Re: Linker strangeness
From: Debs (debs-agent_at_dwiles.demon.co.uk)
Date: Sat, 18 Dec 2004 03:57:58 +0000
On Fri, 17 Dec 2004 22:55:37 +0300, "Alexei A. Frounze"
>> When I link the code to produce a com file I get the error message
>> "ID_Reset.obj(ID_Reset.asm) : error L2029: '_start' : unresolved
>Can it be MASM package that doesn't support DOS executable formats anymore?
>Can it be that LINK wants certain kind of entry point?
I wish it was that simple. Unfortunately this is the same version of
link that was distributed as part of Visual C++ 1.52, the last of the
16-bit compilers they released. I also had problems linking with TLink
and ALink. In each case I was able to produce a com file of the same
size as the original, but it didn't execute correctly.
The com file I produced from a single input file executes under 16-bit
DOS, but not under windows (thecommand interpreter just freezes). The
versions which don't work tried to print an endless stream of text,
and also produced no end of beeps. The non-working versions also
produced no end of screen garbage under DOS and couldn't be shut down,
whereas the single file version without a linking issue works
perfectly (at least, it would be perfect if it was up-to-date and was
not such a large file that I can't maintain it properly).

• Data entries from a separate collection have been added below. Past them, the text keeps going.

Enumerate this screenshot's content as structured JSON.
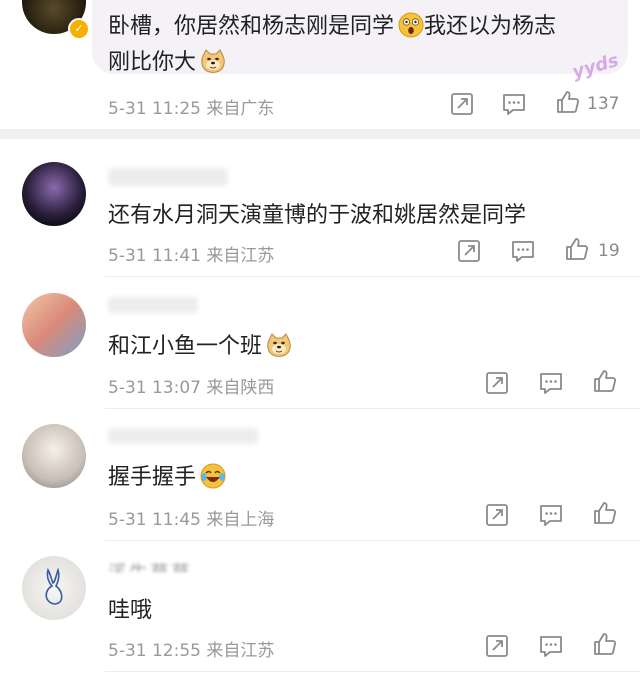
{
  "comments": [
    {
      "text": "卧槽，你居然和杨志刚是同学",
      "text2": "我还以为杨志",
      "text3": "刚比你大",
      "date": "5-31 11:25",
      "location": "来自广东",
      "likes": "137",
      "badge": "yyds"
    },
    {
      "text": "还有水月洞天演童博的于波和姚居然是同学",
      "date": "5-31 11:41",
      "location": "来自江苏",
      "likes": "19"
    },
    {
      "text": "和江小鱼一个班",
      "date": "5-31 13:07",
      "location": "来自陕西",
      "likes": ""
    },
    {
      "text": "握手握手",
      "date": "5-31 11:45",
      "location": "来自上海",
      "likes": ""
    },
    {
      "username": "溪生草草",
      "text": "哇哦",
      "date": "5-31 12:55",
      "location": "来自江苏",
      "likes": ""
    }
  ],
  "icons": [
    "share-icon",
    "comment-icon",
    "like-icon",
    "verified-badge-icon",
    "shocked-emoji-icon",
    "doge-emoji-icon",
    "laugh-cry-emoji-icon"
  ]
}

What I decided to do until I figure out either a linker that can cope
or how to use the linkers that are available is to separate out
modules, but to use %include directives to include them in the main
source file. It's not ideal, as it prevents me setting up an object
library for later use, but at least it works and allows me to use
files that are small enough to be manageable. It also means that when
I add the processor initialise code, and move on to add code turning
it into a second stage loader, I won't end up with a source file that
is over 1M in size.
If you know of a linker that has reasonable documentation and will
allow me to link mixed-mode code (the loader will start in 16-bit and
set up 32-bit mode) then I would appreciate it. Even if I have to pay
for it, although I would far rather use Open Source or GPL tools where
possible (mainly because I want to release all my code under a license
similar to GPL and/or BSD, and I want to know that users who only use
free tools can use my code without modification if they so wish).